Investing & Unintended Consequences
Long gold stocks = long bonds, long banks = short bonds?
March 2023 Reading Time: 10 Minutes. Author: Nicolas Rabener.
SUMMARY
- Simple equity ETFs often have exposures to other asset classes
- Gold stocks are bond proxies & growth stocks are short commodities
- Investors may have unintended bets in their portfolios
INTRODUCTION
ETFs used to be like surgical instruments. StateStreet’s SPY tracks the stocks of the S&P 500, iShares’ AGG the universe of US investment-grade bonds, and so on. Investors knew exactly what they were getting to create simple and precise portfolios.
However, as the ETF universe exploded with products for every imaginable niche, the risk exposures have become less clear. For example, the ARKK Innovation ETF (ARKK), which represents a concentrated portfolio of growth stocks, has a beta of 1.7 to equities, 0.6 to bonds, and -0.5 to the US Dollar index. Stated differently, the ETF provides leveraged exposure to the US stock market, positive exposure to US bonds, and is short the USD. It is doubtful that investors are aware of getting such a hodgepodge of asset class exposures when allocating to this growth-oriented product (read Growth ETFs: Performance & Factor Exposures).
In this research article, we will explore some of the unintended risk exposure of equity ETFs.
ETFS WITH THE HIGHEST & LOWEST BETAS TO EQUITIES
We define our universe as all ETFs traded in the US that are classified as equity or alternative ETFs.

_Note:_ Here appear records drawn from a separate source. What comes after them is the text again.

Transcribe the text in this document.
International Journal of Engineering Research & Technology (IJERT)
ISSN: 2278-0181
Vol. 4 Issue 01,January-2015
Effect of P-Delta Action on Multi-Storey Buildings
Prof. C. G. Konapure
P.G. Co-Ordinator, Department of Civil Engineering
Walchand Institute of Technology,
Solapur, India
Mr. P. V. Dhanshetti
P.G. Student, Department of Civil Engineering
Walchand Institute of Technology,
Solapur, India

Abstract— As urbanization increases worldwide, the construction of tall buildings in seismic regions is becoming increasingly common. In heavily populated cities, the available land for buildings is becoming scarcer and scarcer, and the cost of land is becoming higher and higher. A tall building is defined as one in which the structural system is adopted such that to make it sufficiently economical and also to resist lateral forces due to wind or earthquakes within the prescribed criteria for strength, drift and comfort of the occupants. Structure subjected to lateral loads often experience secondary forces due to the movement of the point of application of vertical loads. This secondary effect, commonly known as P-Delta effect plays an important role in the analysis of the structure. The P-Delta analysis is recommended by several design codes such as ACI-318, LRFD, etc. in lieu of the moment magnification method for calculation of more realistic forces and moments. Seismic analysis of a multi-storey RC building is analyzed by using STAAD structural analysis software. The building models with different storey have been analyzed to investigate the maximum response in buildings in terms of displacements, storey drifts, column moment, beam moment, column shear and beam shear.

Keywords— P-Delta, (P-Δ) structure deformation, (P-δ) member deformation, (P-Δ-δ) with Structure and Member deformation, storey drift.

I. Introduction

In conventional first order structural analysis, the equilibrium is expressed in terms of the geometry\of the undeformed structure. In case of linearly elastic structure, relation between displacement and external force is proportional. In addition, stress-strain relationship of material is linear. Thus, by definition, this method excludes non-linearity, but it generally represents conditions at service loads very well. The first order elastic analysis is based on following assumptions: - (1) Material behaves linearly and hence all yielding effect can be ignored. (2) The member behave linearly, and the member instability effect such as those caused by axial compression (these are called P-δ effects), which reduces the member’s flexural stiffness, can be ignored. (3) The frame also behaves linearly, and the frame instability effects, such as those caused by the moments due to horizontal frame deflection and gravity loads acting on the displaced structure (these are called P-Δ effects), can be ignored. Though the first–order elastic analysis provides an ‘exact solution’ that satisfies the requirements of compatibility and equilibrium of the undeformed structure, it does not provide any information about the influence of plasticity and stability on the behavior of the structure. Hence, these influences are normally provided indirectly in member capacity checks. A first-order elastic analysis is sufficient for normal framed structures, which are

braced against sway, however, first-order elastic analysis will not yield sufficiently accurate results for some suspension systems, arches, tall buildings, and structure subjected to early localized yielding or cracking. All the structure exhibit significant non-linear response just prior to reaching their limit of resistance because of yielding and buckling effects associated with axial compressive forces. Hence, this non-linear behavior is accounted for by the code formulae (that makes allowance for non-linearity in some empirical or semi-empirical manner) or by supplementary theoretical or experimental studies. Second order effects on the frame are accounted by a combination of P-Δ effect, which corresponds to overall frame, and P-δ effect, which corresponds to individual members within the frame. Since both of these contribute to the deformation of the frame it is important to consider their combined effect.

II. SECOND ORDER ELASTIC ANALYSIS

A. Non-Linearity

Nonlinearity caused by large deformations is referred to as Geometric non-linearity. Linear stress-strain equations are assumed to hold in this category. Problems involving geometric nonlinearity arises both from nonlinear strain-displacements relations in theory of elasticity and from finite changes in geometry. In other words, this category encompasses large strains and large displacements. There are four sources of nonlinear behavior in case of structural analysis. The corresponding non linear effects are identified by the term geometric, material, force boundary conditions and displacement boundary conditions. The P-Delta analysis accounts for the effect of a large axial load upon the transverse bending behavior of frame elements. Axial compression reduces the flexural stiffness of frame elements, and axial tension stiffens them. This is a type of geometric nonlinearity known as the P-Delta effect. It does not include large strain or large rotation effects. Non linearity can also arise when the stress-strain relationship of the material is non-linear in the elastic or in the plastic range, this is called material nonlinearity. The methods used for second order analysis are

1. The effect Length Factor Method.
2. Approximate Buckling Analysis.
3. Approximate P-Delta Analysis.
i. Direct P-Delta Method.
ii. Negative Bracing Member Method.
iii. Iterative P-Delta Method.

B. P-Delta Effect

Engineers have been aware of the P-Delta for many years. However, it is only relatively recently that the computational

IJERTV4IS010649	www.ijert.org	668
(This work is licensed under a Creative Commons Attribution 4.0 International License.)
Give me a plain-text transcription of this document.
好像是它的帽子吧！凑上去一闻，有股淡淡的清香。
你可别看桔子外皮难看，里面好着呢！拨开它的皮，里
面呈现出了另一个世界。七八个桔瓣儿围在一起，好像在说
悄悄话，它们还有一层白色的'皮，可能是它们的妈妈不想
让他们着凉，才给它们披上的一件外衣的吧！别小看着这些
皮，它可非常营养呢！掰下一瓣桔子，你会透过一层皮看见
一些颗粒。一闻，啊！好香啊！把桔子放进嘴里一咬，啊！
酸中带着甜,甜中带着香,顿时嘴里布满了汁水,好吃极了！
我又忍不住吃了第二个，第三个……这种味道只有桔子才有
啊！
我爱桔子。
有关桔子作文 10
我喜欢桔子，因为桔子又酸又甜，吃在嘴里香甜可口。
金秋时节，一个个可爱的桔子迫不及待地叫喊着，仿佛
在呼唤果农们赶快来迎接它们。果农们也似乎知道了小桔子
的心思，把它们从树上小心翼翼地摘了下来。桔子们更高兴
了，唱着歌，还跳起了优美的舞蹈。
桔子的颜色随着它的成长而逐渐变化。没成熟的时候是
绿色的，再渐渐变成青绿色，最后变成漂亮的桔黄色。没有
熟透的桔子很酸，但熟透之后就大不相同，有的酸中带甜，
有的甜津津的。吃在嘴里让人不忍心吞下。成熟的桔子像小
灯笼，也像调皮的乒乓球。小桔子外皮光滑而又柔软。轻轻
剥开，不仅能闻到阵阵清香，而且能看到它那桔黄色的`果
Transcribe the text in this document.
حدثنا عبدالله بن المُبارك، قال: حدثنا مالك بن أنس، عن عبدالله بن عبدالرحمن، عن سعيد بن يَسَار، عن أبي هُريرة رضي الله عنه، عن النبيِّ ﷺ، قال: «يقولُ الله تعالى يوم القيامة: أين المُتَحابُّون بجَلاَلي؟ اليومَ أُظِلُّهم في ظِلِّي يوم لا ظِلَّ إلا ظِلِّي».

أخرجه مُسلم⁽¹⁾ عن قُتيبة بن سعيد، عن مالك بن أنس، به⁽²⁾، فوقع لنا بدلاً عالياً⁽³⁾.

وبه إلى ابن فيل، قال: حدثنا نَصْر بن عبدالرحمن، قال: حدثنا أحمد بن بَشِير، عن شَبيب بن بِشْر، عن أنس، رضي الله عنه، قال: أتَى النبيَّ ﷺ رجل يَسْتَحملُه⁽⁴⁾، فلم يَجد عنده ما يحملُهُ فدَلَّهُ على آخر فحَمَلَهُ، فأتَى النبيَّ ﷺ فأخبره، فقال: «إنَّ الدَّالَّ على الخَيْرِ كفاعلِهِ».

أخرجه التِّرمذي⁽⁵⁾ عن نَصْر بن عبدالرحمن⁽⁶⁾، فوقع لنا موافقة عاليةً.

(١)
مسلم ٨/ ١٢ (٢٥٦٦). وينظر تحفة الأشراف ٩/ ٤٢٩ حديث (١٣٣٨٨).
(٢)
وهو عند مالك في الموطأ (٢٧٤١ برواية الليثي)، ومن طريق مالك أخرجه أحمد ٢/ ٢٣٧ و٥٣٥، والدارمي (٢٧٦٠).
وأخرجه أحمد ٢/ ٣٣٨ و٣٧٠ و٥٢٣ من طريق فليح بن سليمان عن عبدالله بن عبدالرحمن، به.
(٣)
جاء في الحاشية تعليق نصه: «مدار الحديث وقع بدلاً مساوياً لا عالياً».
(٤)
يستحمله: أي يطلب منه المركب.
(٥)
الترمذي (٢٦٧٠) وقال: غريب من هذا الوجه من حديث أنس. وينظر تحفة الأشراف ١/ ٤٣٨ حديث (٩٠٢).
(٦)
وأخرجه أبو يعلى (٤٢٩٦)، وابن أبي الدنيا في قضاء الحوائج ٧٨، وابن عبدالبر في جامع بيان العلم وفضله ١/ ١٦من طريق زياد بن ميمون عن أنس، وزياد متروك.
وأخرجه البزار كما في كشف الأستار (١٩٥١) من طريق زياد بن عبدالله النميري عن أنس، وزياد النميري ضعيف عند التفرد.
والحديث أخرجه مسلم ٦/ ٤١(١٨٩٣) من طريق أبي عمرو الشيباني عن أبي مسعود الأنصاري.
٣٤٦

We exclude bond, short, and leveraged products and require a five-year track record, which reduces the number of ETFs to approximately 1,000. We then run a regression for each of these ETFs using US equities, US investment-grade bonds, commodities, and the US Dollar (USD) index as independent variables.
First, we rank the universe of ETFs and select the top and bottom 10 ETFs based on their factor betas from the regression analysis. We observe that the ETFs with the highest betas to equities are primarily thematic and sector products. Five out of ten provide exposure to the semiconductor industry, which has outperformed the S&P 500 significantly since 2020 given the reduced supply of chips due to COVID-19-related production issues.